“My mind wanders” – – Sheriff Ed Tom Bell, No Country for Old Men
I was driving northbound on 101 on Saturday morning, taking one of my children to an SAT test, when I noticed a flock of birds in the air. There were dozens of them, and they all moved in that graceful fashion that you’ll often see in a flock.
I started to think about how similar this behavior was to the individual participants in the markets. The term for this behavior – murmuration – has a surprising amount of information behind it. I found this quote interesting:
The researchers derived a mathematical description of how a turn moves through the flock. They assumed each bird had a property called spin, similar to the spins of elementary particles in physics. By matching one another’s spin, the birds conserved the total spin of the flock. As a result of that conservation, the equations showed that the information telling birds to change direction travels through the flock at a constant speed—exactly as the researchers observed. It’s this constant speed that enables everyone to turn in near-unison, the team reports online today in Nature Physics.

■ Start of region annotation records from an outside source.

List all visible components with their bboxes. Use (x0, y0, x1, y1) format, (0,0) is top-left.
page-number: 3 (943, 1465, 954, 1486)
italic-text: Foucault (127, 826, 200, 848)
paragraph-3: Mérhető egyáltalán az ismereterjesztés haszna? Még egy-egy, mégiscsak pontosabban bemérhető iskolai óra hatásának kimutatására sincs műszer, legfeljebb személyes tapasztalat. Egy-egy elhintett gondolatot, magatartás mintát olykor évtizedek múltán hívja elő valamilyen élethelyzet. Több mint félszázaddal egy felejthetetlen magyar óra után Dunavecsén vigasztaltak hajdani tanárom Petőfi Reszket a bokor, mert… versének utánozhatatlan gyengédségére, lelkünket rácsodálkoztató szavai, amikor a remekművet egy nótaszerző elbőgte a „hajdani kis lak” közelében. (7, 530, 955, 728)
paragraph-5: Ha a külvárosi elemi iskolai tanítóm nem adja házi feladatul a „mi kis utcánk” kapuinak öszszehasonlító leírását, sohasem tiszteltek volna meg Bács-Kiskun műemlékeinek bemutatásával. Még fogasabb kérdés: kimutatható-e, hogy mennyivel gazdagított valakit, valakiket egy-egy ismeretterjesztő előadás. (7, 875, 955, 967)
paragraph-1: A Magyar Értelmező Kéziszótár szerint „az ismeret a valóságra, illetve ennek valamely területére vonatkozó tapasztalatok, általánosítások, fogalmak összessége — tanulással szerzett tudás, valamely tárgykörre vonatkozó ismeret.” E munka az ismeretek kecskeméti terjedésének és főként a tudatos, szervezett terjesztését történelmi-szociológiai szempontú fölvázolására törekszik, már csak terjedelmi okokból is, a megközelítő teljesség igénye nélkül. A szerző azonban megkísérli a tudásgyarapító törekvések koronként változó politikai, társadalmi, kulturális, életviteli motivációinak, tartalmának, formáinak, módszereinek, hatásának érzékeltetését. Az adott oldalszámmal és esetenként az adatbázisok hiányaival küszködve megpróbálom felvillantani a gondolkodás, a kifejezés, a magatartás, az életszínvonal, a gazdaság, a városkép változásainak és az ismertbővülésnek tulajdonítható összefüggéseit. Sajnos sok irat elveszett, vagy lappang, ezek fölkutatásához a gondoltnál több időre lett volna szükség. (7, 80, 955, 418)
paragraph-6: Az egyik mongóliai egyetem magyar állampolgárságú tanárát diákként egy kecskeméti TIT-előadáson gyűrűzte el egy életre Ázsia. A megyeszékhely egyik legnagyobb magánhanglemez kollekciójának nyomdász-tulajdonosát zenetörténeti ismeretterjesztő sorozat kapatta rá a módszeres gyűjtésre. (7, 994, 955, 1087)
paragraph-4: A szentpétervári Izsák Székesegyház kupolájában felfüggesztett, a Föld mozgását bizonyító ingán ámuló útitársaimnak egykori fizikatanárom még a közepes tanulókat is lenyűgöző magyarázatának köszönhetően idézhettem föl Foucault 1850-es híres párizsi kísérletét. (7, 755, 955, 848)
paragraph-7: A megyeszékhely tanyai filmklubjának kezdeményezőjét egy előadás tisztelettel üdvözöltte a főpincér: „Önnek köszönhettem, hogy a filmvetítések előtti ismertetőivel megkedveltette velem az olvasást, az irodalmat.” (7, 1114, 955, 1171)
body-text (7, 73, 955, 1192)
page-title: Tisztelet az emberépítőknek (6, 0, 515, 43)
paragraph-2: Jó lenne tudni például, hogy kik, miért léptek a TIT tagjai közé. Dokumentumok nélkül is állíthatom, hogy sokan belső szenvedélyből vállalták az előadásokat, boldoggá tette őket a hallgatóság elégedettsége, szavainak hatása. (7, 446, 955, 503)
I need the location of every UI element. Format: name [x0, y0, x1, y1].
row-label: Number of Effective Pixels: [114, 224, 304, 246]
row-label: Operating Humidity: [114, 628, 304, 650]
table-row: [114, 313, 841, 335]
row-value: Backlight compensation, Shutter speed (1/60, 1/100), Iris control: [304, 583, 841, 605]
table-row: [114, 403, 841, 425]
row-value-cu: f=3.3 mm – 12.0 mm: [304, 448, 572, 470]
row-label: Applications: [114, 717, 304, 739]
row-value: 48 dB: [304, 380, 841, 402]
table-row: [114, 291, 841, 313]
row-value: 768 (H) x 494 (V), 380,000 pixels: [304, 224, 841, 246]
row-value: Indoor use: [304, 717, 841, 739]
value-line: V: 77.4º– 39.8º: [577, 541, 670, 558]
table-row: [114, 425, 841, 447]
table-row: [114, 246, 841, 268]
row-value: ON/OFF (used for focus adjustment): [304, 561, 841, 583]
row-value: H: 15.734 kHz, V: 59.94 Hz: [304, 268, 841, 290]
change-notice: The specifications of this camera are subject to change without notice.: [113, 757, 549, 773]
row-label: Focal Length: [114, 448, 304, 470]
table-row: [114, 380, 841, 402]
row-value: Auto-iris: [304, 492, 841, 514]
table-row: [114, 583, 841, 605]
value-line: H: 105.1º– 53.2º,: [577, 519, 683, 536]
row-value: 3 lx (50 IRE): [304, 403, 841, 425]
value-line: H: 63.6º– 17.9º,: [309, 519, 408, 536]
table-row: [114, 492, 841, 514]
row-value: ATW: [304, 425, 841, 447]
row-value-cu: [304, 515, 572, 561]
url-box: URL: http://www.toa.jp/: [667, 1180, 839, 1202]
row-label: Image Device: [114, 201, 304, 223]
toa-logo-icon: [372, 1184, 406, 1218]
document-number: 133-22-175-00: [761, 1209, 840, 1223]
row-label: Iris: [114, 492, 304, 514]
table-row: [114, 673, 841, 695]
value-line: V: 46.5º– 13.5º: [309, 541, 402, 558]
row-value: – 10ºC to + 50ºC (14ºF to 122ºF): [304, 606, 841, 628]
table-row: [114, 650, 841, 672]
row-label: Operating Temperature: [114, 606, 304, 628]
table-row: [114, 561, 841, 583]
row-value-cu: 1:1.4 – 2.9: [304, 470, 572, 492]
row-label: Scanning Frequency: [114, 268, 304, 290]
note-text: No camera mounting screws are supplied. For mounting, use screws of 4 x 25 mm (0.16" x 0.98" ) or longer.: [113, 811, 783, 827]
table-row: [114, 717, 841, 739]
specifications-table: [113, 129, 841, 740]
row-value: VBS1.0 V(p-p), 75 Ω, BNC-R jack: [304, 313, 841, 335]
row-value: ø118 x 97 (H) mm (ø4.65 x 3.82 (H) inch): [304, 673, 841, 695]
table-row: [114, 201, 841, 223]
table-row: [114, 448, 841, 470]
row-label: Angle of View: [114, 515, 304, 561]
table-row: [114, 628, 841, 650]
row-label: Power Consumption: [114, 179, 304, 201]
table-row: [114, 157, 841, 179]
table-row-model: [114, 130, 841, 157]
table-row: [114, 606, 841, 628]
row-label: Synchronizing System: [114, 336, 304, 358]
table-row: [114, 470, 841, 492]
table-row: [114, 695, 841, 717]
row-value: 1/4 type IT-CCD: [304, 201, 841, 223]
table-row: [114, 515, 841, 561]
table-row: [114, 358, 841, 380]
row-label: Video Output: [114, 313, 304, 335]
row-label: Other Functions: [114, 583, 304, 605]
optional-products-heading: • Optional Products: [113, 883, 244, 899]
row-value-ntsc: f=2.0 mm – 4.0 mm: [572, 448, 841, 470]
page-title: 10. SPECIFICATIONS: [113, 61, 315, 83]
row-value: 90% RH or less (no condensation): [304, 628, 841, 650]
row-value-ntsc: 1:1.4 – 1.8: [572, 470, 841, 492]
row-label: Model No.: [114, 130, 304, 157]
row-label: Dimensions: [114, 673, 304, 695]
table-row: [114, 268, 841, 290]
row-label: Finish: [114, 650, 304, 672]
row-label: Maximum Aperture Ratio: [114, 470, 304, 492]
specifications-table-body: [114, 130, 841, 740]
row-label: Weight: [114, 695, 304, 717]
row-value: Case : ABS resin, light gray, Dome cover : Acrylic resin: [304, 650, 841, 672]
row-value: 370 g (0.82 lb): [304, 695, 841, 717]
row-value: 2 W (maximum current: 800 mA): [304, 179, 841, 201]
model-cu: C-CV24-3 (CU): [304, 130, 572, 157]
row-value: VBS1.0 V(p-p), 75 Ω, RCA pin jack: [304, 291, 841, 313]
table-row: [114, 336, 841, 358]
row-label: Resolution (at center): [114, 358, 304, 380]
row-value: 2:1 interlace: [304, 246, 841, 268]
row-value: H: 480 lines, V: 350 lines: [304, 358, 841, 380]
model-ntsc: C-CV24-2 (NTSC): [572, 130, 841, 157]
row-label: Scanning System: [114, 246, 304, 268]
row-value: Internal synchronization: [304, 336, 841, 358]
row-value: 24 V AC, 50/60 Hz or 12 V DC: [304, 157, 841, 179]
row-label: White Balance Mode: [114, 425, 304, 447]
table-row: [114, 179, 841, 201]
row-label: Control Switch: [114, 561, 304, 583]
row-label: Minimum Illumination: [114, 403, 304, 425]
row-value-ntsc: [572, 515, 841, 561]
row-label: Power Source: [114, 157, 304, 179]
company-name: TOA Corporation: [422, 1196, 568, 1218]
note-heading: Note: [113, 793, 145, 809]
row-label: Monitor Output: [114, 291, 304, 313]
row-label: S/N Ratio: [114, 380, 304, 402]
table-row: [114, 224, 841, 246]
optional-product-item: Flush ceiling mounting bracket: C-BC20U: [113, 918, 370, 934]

Here’s another interesting tidbit:
The propagation of this maneuver wave, as he called it, begins relatively slowly but can reach speeds three times faster than would be possible if birds were simply reacting to their immediate neighbors. Potts called this ability among flocking birds the chorus line hypothesis. That is, he said, birds are like dancers who see an approaching leg kick when it’s still down the line, and anticipate what to do. According to Wayne Potts, a zoologist who published in the journal Nature in 1984, birds in flocks are able to change direction quickly not just because they are following a leader, or their neighbors, but because they see a movement far down the line and anticipate what to do next. Potts called this the chorus-line hypothesis for bird movement.
And just one more:
Refining Radakov’s theory had to wait until the 1980s, when computer programmers began to create models that show how simulated animal groups can respond to the movements of individuals within them. It turns out that only three simple rules suffice to form tightly cohesive groups. Each animal needs to avoid colliding with its immediate neighbors, to be generally attracted to others of its kind, and to move in the same direction as the rest of the group. Plug those three characteristics into a computer model, and you can create “virtual swarms” of any sorts of creatures you like. They change density, alter their shape, and turn on a dime—just as real-world birds do.
It makes me think charting is perhaps far too two-dimensional. I’ll have to think about this!